With regard to grace, Edwards writes that, while altruism is a radical dimension of divine and human love, it does not express the ultimate vision of that love. Indeed, indiscriminate calls to altruism and self-sacrifice can function to maintain oppression, as feminist theologians have stressed. Moreover, in a trinitarian doctrine of God, love is revealed most radically in mutual, equal, and ecstatic friendship. So, though Hefner sees altruistic love as holding the status of a cosmological and ontological principle, Edwards sees persons-in-mutual-relations as having this status. Drawing on the writings of John Zizioulas, Walter Kasper, and Catherine Mowry LaCugna, Edwards suggests that if the essence of God is relational and if everything that is springs from persons-in-relation, then this points towards an ontology which he calls “being-in- relation.” Moreover, such an ontology is partially congruent with evolutionary biology, including its stress on cooperative, coadaptive, symbiotic, and ecological relations. Contrary to Theissen and McFague who tend to oppose natural selection and the Gospel, Edwards wants the “Christic paradigm” to view God as continuously creating through the processes of evolution.
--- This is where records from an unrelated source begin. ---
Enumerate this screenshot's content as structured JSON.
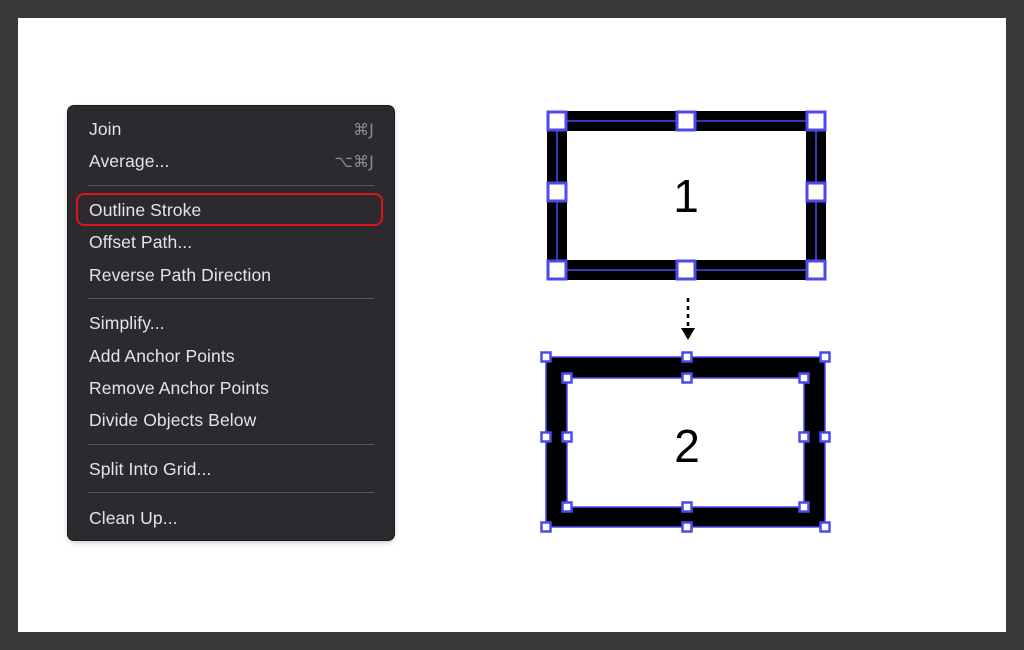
{
  "context_menu": {
    "items": [
      {
        "label": "Join",
        "shortcut": "⌘J"
      },
      {
        "label": "Average...",
        "shortcut": "⌥⌘J"
      },
      {
        "label": "Outline Stroke",
        "shortcut": "",
        "highlighted": true
      },
      {
        "label": "Offset Path...",
        "shortcut": ""
      },
      {
        "label": "Reverse Path Direction",
        "shortcut": ""
      },
      {
        "label": "Simplify...",
        "shortcut": ""
      },
      {
        "label": "Add Anchor Points",
        "shortcut": ""
      },
      {
        "label": "Remove Anchor Points",
        "shortcut": ""
      },
      {
        "label": "Divide Objects Below",
        "shortcut": ""
      },
      {
        "label": "Split Into Grid...",
        "shortcut": ""
      },
      {
        "label": "Clean Up...",
        "shortcut": ""
      }
    ],
    "highlight_color": "#e0121b"
  },
  "illustration": {
    "before_label": "1",
    "after_label": "2",
    "selection_color": "#4a4af0",
    "stroke_color": "#000000"
  }
}
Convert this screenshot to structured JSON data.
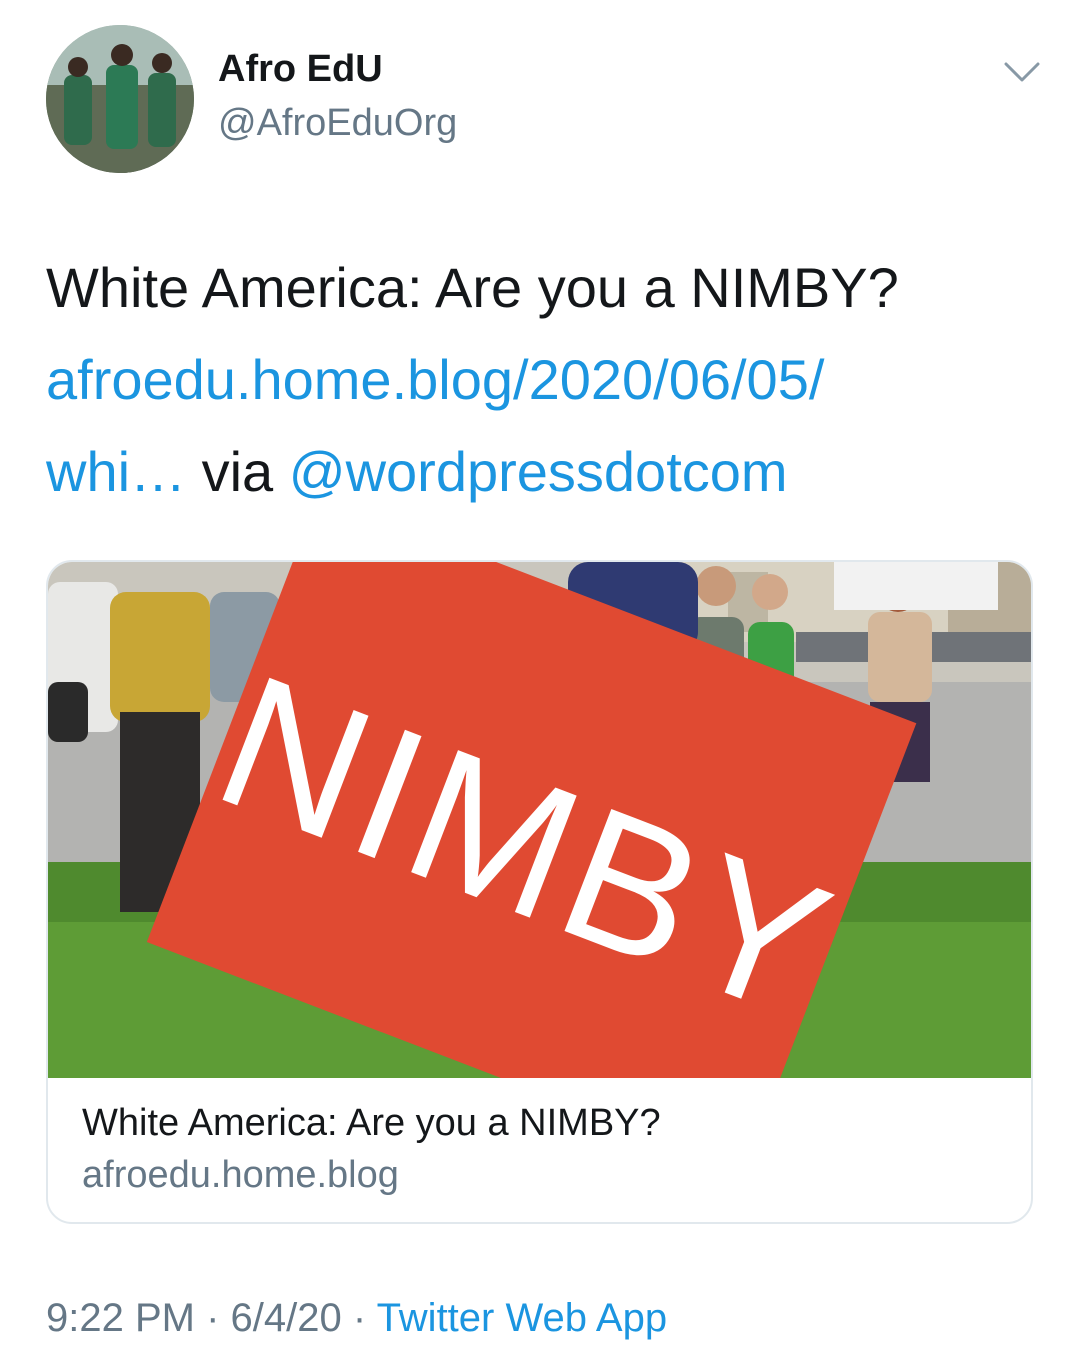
{
  "author": {
    "display_name": "Afro EdU",
    "handle": "@AfroEduOrg",
    "avatar_icon": "avatar-photo"
  },
  "tweet": {
    "text": "White America: Are you a NIMBY?",
    "link_part1": "afroedu.home.blog/2020/06/05/",
    "link_part2": "whi…",
    "via_word": " via ",
    "mention": "@wordpressdotcom"
  },
  "card": {
    "image_sign_text": "NIMBY",
    "title": "White America: Are you a NIMBY?",
    "domain": "afroedu.home.blog"
  },
  "meta": {
    "time": "9:22 PM",
    "sep1": " · ",
    "date": "6/4/20",
    "sep2": " · ",
    "app": "Twitter Web App"
  },
  "colors": {
    "link": "#1b95e0",
    "secondary_text": "#657786",
    "sign_red": "#e04a32"
  }
}
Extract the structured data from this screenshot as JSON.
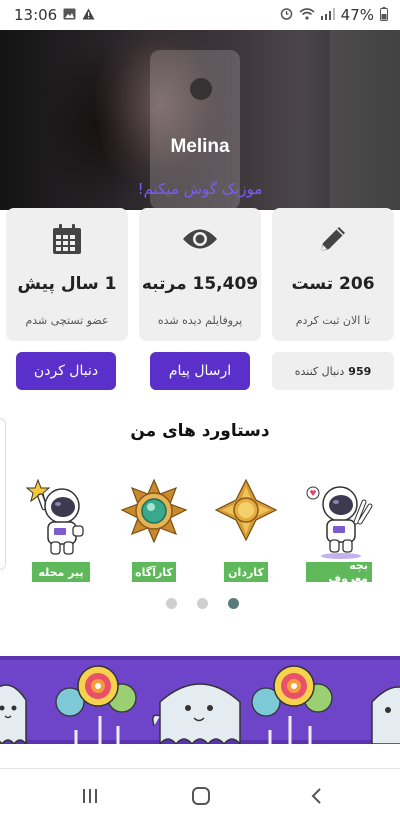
{
  "status_bar": {
    "time": "13:06",
    "battery": "47%",
    "icons": [
      "image-icon",
      "warning-icon",
      "alarm-icon",
      "wifi-icon",
      "signal-icon",
      "battery-icon"
    ]
  },
  "profile": {
    "name": "Melina",
    "bio": "موزیک گوش میکنم!"
  },
  "stats": [
    {
      "icon": "pencil-icon",
      "value": "206 تست",
      "label": "تا الان ثبت کردم"
    },
    {
      "icon": "eye-icon",
      "value": "15,409 مرتبه",
      "label": "پروفایلم دیده شده"
    },
    {
      "icon": "calendar-icon",
      "value": "1 سال پیش",
      "label": "عضو تستچی شدم"
    }
  ],
  "actions": {
    "followers_count": "959",
    "followers_label": "دنبال کننده",
    "message_button": "ارسال پیام",
    "follow_button": "دنبال کردن"
  },
  "achievements": {
    "title": "دستاورد های من",
    "badges": [
      {
        "label": "بچه معروف",
        "icon": "astronaut-peace-icon"
      },
      {
        "label": "کاردان",
        "icon": "gold-medal-icon"
      },
      {
        "label": "کارآگاه",
        "icon": "emerald-medal-icon"
      },
      {
        "label": "پیر محله",
        "icon": "astronaut-star-icon"
      }
    ],
    "pages": 3,
    "active_page": 3
  },
  "colors": {
    "accent": "#5b2fc9",
    "bio": "#7b5cf5",
    "badge_green": "#5fb85a",
    "banner": "#6e45c9"
  },
  "nav": [
    "recent-apps-icon",
    "home-icon",
    "back-icon"
  ]
}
Still the struggle and pain of evolution leads Edwards to face the challenge of theodicy. Following Thomas Tracy, he first suggests that natural selection needs to be considered in non- anthropomorphic and non-moral terms as an objective process in nature, like nucleosynthesis in stars. Theodicy is no more intense a problem for natural selection than it is to all such processes, including death when understood as essential to evolution and life. The trinitarian God who creates through natural selection needs to be understood not only as relational but also as freely accepting the limitations found in loving relationships with creatures. The Incarnation and the Cross point to a conception of God related to natural selection through unthinkable vulnerability and self-limitation. The God of natural selection is thus the liberating, healing, and inclusive God of Jesus. This God is engaged with and suffers with creation; at the same time, creatures participate in God’s being and trinitarian relationships.